Melissa Runge-Morris, M.D., director of the Institute of Environmental Health Sciences (IEHS) and professor of oncology at Wayne State, was awarded the five-year grant, “Expression, Regulation and Function of the SULT1C Carcinogen-Activating Enzymes.” Thomas A. Kocarek, Ph.D., also of IEHS and associate professor of pharmacology, is co-investigator on the project.
“Our long-term goal is to understand how sulfotransferase enzymes might impact drug efficacy and safety, as well as susceptibility to environmental carcinogens and modulators of metabolic processes,” said Runge-Morris.
Because sulfotransferase 1C (SULT1C) enzymes are mainly expressed early in life, they likely play important physiological roles during development.

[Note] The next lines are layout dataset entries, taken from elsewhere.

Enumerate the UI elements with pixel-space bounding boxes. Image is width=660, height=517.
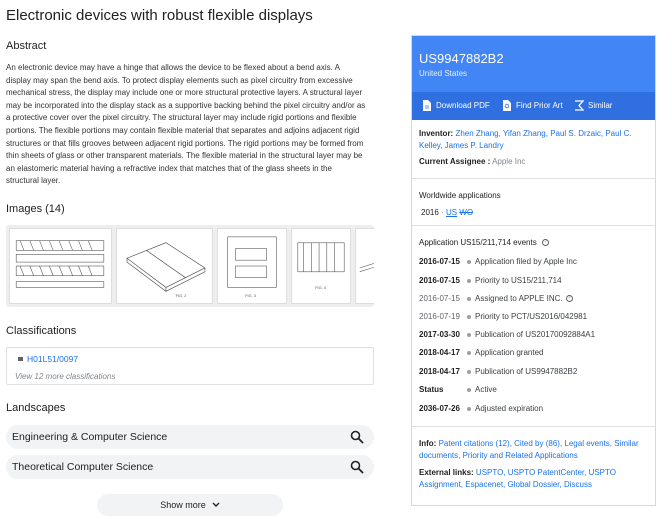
event-text: Priority to PCT/US2016/042981 bbox=[475, 312, 588, 321]
help-icon[interactable]: ? bbox=[542, 239, 549, 246]
event-row bbox=[419, 367, 577, 376]
find-prior-art-label: Find Prior Art bbox=[516, 101, 563, 110]
download-pdf-button[interactable] bbox=[422, 100, 490, 111]
info-label: Info: bbox=[419, 439, 437, 448]
worldwide-us-link[interactable]: US bbox=[445, 208, 458, 217]
timeline-dot bbox=[467, 370, 471, 374]
divider bbox=[412, 178, 655, 179]
timeline-dot bbox=[467, 351, 471, 355]
timeline-dot bbox=[467, 315, 471, 319]
timeline-dot bbox=[467, 297, 471, 301]
event-text: Adjusted expiration bbox=[475, 404, 544, 413]
images-heading: Images (14) bbox=[6, 203, 65, 215]
timeline-dot bbox=[467, 407, 471, 411]
classifications-box bbox=[6, 347, 374, 385]
event-row bbox=[419, 276, 562, 285]
divider bbox=[412, 225, 655, 226]
classification-code[interactable] bbox=[18, 354, 78, 364]
svg-text:FIG. 2: FIG. 2 bbox=[175, 293, 187, 299]
info-row bbox=[419, 438, 649, 462]
divider bbox=[412, 426, 655, 427]
event-date: 2016-07-15 bbox=[419, 257, 460, 266]
similar-button[interactable] bbox=[574, 100, 612, 111]
landscape-chip[interactable] bbox=[6, 455, 374, 479]
events-heading: Application US15/211,714 events bbox=[419, 238, 537, 247]
status-value: Active bbox=[475, 385, 497, 394]
external-links[interactable]: USPTO, USPTO PatentCenter, USPTO Assignment, Espacenet, Global Dossier, Discuss bbox=[419, 468, 616, 489]
event-text: Assigned to APPLE INC. bbox=[475, 294, 563, 303]
chevron-down-icon bbox=[212, 502, 220, 508]
event-text: Application granted bbox=[475, 348, 544, 357]
find-prior-art-button[interactable] bbox=[502, 100, 563, 111]
classifications-heading: Classifications bbox=[6, 325, 77, 337]
images-carousel[interactable] bbox=[6, 225, 374, 307]
event-date: 2016-07-19 bbox=[419, 312, 460, 321]
worldwide-row: 2016 · US WO bbox=[421, 208, 474, 217]
inventors-row bbox=[419, 128, 649, 152]
worldwide-year: 2016 bbox=[421, 208, 439, 217]
inventor-label: Inventor: bbox=[419, 129, 454, 138]
patent-info-panel bbox=[411, 35, 656, 506]
event-row bbox=[419, 294, 573, 303]
svg-text:FIG. 4: FIG. 4 bbox=[315, 286, 326, 291]
event-row bbox=[419, 348, 544, 357]
event-row bbox=[419, 385, 497, 394]
event-text: Publication of US20170092884A1 bbox=[475, 330, 596, 339]
event-text: Application filed by Apple Inc bbox=[475, 257, 577, 266]
timeline-dot bbox=[467, 260, 471, 264]
landscape-label: Theoretical Computer Science bbox=[12, 461, 154, 473]
view-more-classifications-link[interactable]: View 12 more classifications bbox=[15, 372, 116, 381]
abstract-text: An electronic device may have a hinge that allows the device to be flexed about a bend axis. A display may span the bend axis. To protect display elements such as pixel circuitry from excessive mechanical stress, the display may include one or more structural protective layers. A structural layer may be incorporated into the display stack as a supportive backing behind the pixel circuitry and/or as a protective cover over the pixel circuitry. The structural layer may include rigid portions and flexible portions. The flexible portions may contain flexible material that separates and adjoins adjacent rigid structures or that fills grooves between adjacent rigid portions. The rigid portions may be formed from thin sheets of glass or other transparent materials. The flexible material in the structural layer may be an elastomeric material having a refractive index that matches that of the glass sheets in the structural layer. bbox=[6, 63, 366, 186]
event-date: 2036-07-26 bbox=[419, 404, 460, 413]
event-date: 2017-03-30 bbox=[419, 330, 460, 339]
external-links-label: External links: bbox=[419, 468, 474, 477]
timeline-dot bbox=[467, 388, 471, 392]
inventor-links[interactable]: Zhen Zhang, Yifan Zhang, Paul S. Drzaic, Paul C. Kelley, James P. Landry bbox=[419, 129, 632, 150]
landscape-chip[interactable] bbox=[6, 425, 374, 449]
patent-number: US9947882B2 bbox=[419, 51, 504, 66]
worldwide-wo-link[interactable]: WO bbox=[459, 208, 474, 217]
patent-figure-thumbnail[interactable] bbox=[9, 228, 112, 304]
page-title: Electronic devices with robust flexible displays bbox=[6, 7, 313, 24]
classification-code-link[interactable]: H01L51/0097 bbox=[27, 354, 79, 364]
svg-text:FIG. 3: FIG. 3 bbox=[245, 293, 256, 299]
external-links-row bbox=[419, 467, 649, 491]
timeline-dot bbox=[467, 333, 471, 337]
similar-label: Similar bbox=[588, 101, 613, 110]
info-links[interactable]: Patent citations (12), Cited by (86), Legal events, Similar documents, Priority and Related Applications bbox=[419, 439, 639, 460]
events-heading-row bbox=[419, 237, 549, 249]
timeline-dot bbox=[467, 279, 471, 283]
patent-figure-thumbnail[interactable] bbox=[217, 228, 287, 304]
event-date: 2018-04-17 bbox=[419, 367, 460, 376]
prior-art-search-icon bbox=[502, 100, 512, 111]
panel-actions bbox=[412, 92, 655, 120]
patent-figure-thumbnail[interactable] bbox=[291, 228, 351, 304]
status-label: Status bbox=[419, 385, 444, 394]
event-date: 2016-07-15 bbox=[419, 276, 460, 285]
help-icon[interactable]: ? bbox=[566, 295, 573, 302]
patent-figure-thumbnail[interactable] bbox=[116, 228, 213, 304]
assignee-value: Apple Inc bbox=[492, 157, 526, 166]
search-icon[interactable] bbox=[350, 430, 364, 444]
event-date: 2016-07-15 bbox=[419, 294, 460, 303]
landscapes-heading: Landscapes bbox=[6, 402, 66, 414]
patent-country: United States bbox=[419, 69, 468, 78]
event-row bbox=[419, 312, 587, 321]
download-pdf-label: Download PDF bbox=[436, 101, 490, 110]
classification-icon bbox=[18, 357, 23, 361]
search-icon[interactable] bbox=[350, 460, 364, 474]
event-date: 2018-04-17 bbox=[419, 348, 460, 357]
panel-header bbox=[412, 36, 655, 119]
event-text: Publication of US9947882B2 bbox=[475, 367, 578, 376]
abstract-heading: Abstract bbox=[6, 40, 47, 52]
assignee-row bbox=[419, 156, 525, 168]
pdf-file-icon bbox=[422, 100, 432, 111]
event-row bbox=[419, 404, 543, 413]
event-row bbox=[419, 330, 595, 339]
patent-figure-thumbnail[interactable] bbox=[355, 228, 374, 304]
landscape-label: Engineering & Computer Science bbox=[12, 431, 168, 443]
worldwide-heading: Worldwide applications bbox=[419, 191, 501, 200]
assignee-label: Current Assignee : bbox=[419, 157, 491, 166]
event-row bbox=[419, 257, 577, 266]
event-text: Priority to US15/211,714 bbox=[475, 276, 562, 285]
show-more-button[interactable] bbox=[97, 494, 283, 516]
show-more-label: Show more bbox=[160, 500, 206, 510]
similar-icon bbox=[574, 100, 584, 111]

However, since the SULT1C enzymes also can convert environmental chemicals into toxic molecules, early SULT1C expression might lead to disease development later in life.

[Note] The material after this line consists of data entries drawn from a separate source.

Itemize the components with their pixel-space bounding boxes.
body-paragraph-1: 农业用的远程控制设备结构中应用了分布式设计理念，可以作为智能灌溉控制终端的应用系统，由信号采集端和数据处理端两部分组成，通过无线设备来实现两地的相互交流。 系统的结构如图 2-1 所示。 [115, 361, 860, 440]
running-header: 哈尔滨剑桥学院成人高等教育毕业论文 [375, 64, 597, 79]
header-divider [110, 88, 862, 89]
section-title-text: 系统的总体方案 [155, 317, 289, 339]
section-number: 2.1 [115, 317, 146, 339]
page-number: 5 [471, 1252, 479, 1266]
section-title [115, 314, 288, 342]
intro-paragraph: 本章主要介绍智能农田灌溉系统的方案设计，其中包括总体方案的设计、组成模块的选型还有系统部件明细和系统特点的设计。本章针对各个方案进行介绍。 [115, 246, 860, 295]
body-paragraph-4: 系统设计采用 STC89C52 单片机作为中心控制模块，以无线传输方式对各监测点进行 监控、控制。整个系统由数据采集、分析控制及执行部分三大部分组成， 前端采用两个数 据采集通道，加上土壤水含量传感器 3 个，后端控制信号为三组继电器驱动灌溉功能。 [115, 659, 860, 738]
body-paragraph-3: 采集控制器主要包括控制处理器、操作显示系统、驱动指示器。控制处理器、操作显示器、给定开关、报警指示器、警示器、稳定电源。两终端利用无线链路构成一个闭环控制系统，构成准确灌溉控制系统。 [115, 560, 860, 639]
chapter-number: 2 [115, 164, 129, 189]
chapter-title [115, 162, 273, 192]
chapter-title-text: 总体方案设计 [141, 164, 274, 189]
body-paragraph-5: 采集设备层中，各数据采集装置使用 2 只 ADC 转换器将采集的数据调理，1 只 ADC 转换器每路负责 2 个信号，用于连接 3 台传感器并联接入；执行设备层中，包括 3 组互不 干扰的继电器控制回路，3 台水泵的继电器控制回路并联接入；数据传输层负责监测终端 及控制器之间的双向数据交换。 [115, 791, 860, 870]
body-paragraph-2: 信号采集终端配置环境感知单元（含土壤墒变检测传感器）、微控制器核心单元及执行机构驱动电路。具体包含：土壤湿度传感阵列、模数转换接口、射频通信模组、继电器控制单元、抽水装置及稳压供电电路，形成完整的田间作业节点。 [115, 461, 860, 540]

“This research will help us obtain critical information on SULT1C gene expression, regulation, and function, and how these enzymes likely play important physiological roles during development,” said Runge-Morris. “Due to their distinct abilities to bioactivate toxic and carcinogenic compounds, they are primed to promote disease susceptibility during critical windows of vulnerability, and we hope this research will shed new light on the origins of common diseases and offer new hope for reducing their onset in the future.”
The project number for this National Institutes of Health R01 grant is ES022606.